Gaslights were used and water was available with the approval of the guards. As with other prisons in the Richmond area, the new prison reached its 1,400-prisoner capacity very quickly.

The prison was considered to be a fearsome place even by Southerners. The prison quickly aquired the reputation for unnecessary brutality. The brutality got so bad that by spring of 1863, the Confederate House of Representatives ordered an investigation of the prison.

The prison's most notorious commandanbt was Capt. George W. Alexander. He was captured in 1861 while fighting in Maryland. While awaiting execution by the Union Army, he escaped to Richmond.
Security at the prison was intense under Alexander. Some prisoners complained that he would constantly be adding new rules to limit what the prisoners could do.

LIFE & CONDITIONS:

Life at the prison was more barbarous than at other prisons. The prison was noted as a "high risk" institution.
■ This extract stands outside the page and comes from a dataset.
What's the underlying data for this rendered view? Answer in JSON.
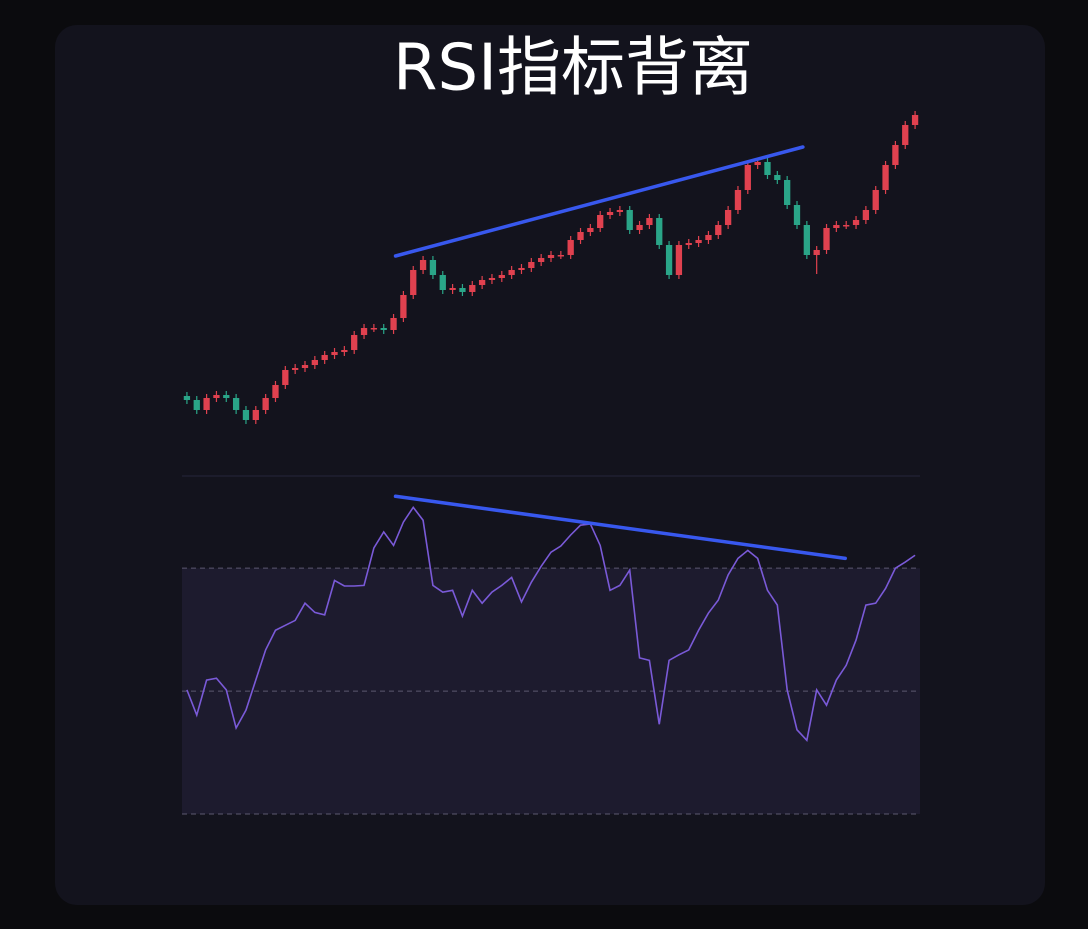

A newspaper correspondent wrote that the inmates of Castle Thunder in Richmond were so tough, they laughed when death struck one of their number, saddened "no more than if it had never occured. One simply stretched out the man's limbs with wood under his head, and notified the guard with the jocose remark, 'There's a fellow here got his discharge and wants to get out' ".

The many held in the prison as spies and criminals charged with treason were said to have been treated with unnecessary brutality by the guards. The unsavory reputation of the prison obliged the Confederate House of Representatives in 1863 to order an investigation of the commandant, Capt. George W. Alexander, who had been accused of "harshness, inhumanity, tyranny, and dishonesty". Alexander was eventually cleared of the charges, partially by citing the hard-bitten character of the inmates as justification for his behavior. Alexander thought the most difficult prisoners were the "pug-uglies of Baltimore and the wharf-rats of New Orleans."

But not just the commandant thought Castle Thunder residents to especially tough, the prisoners themselves reveled in their fearsome reputation. During its course he said that the most difficult of the prisoners were "the plug-uglies of baltimore and the wharf-rats of New Orleans". After Richmond fell, the Federals used the prison to confine Confederates accused of war crimes.

During the prison's existence, an estimated 100 women were held there. Women prisoners spent an average of 6 months there before being released.

Smallpox and diseases were increasing dramatically. The daily rations were getting smaller as the population continued to grow.